Éauze heeft een flink aantal middeleeuwse gebouwen
 en een kathedraal, de derde in drie dagen tijd. 
In Caesars tijd was Éauze immers de hoofdplaats van het district Novempopulania, Gascogne dat nu de Gers genoemd wordt. 

Dag 58: Lectoure-Condom, 26 km

We beginnen de dag met de beklimming van de 45 (vroeger 80) meter hoge toren van de kathedraal in Lectoure. Aan Frank, die het verschil niet kent tussen een kerk en een casino, zeg ik dat hij de trappen op z'n knieën moet doen.

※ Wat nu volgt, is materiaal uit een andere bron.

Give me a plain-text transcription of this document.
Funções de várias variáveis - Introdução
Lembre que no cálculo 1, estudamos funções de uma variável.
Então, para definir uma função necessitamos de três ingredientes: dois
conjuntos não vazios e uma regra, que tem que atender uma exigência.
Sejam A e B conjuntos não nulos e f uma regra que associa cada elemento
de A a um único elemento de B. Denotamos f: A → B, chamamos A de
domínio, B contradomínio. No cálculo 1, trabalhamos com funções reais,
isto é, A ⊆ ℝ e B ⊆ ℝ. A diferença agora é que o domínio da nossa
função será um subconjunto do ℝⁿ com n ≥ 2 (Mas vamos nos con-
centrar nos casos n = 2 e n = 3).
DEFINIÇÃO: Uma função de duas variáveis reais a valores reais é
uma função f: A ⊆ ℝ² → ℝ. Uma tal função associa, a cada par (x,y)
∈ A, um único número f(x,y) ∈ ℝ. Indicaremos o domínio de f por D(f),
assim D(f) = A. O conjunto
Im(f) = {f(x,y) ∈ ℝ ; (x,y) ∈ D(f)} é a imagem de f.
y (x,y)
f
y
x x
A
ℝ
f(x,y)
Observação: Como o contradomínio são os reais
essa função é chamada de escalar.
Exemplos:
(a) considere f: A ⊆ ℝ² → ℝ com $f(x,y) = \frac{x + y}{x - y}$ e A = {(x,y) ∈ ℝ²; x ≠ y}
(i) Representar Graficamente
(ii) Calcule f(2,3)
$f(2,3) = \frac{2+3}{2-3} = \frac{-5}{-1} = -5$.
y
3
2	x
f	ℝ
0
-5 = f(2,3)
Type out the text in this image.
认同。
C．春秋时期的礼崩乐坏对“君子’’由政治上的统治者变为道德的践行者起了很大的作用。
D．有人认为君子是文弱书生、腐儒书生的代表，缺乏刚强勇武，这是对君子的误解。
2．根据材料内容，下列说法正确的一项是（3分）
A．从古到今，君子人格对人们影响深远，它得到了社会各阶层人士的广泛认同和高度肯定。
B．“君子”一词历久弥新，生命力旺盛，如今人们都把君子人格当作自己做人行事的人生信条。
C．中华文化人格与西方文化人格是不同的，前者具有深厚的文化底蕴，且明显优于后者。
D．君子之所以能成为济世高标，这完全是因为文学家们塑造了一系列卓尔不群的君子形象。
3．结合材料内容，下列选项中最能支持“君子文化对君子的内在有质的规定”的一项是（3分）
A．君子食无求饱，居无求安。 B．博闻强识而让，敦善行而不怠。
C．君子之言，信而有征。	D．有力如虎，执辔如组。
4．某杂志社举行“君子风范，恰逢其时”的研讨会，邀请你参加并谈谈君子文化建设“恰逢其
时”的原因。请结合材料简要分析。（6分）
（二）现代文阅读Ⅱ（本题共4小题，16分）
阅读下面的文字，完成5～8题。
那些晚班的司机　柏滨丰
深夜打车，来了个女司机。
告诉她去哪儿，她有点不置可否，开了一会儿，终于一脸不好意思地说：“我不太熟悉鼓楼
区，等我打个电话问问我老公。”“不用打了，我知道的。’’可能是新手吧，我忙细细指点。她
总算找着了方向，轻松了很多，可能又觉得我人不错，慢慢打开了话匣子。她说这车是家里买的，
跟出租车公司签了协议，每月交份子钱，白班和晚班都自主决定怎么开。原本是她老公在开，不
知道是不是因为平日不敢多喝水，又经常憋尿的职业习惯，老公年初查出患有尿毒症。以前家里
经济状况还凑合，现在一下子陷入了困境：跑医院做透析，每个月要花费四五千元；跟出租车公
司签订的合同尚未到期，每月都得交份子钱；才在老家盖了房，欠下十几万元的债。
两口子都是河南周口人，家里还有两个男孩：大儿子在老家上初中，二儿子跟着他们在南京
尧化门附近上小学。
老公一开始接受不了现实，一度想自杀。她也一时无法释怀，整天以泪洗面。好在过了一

En zo raak ik toch nog als eerste boven... 🤣
Door de regen in de Gascogne is het zicht echter beperkt. 
Toch zien we, 100 km verder, de Pyreneeën liggen.
Neen, er staat geen typfout in de titel, PK en JV en MS en BV en MS en enz... Condom (bet. samenvloeiing) is vooral gekend van de Drie Musketiers en de vierde, d'Artagnan (die trouwens echt geleefd heeft en in dienst was van Louis XIII en XIV), is van hier in de buurt, in Lupiac. 
De tweede dag door de Gers bevat wat meer hellingen en oude dorpen die me aan Toscane of Umbrië doen denken. En helaas ook meer nattigheid; de hele dag motregent het.
Om door La Romieu te gaan, werd een paar jaar geleden de GR aangepast, waarbij een aanzienlijke omweg werd gemaakt, die ik trouwens niet neem. Naast de werelderfgoedabdij daar is La Romieu ook het kattendorp en ik laat de eer aan Filip en Kaat of aan Fabienne; zelf spaar ik die kilometers op voor morgen.
Condom mag dan Lectoure niet overtreffen in monumentaliteit, het heeft ook een kathedraal en daar staat het beeld van de vier Musketiers. Maar de schoonheidsprijs van de dag gaat ongetwijfeld naar De Kruisweg in de kathedraal, de mooiste die ik ooit gezien heb. 
Focus op Maria, en van Christus zie je enkel de handen. Of zijn het de onze?
Veertiendaagse weersverwachting hier:

Dag 57: Auvillar-Lectoure, 33 km

Het was een lange maar aangename etappe vandaag, zowel door het licht glooiende terrein tussen de zachte heuvels in dit landbouwgebied als voor de opeenvolging van pittoreske stadjes. 
 Na de Lot&Garonne is dit de Gers, 
een streek die bekend staat om zijn pluimvee, foie gras en patés, maar ook om zijn charmante landschap en historische centra. 
Onderweg ontmoet ik Valentin, beginnend randonneur/freelance webdesigner en Frank, een vagebond die zonder geld of middelen leeft. 
De etappe eindigt in de monumentale enclave Lectoure, een dorp naar de vorm van de heuvel, volgebouwd met statige herenhuizen, middeleeuwse stadspaleizen 
en een indrukwekkende kathedraal. 
Ik neem beiden mee tot aan de albergue, 
een oud 'hôtel particulier' (maison d'une famille noble) en nu presbytère. 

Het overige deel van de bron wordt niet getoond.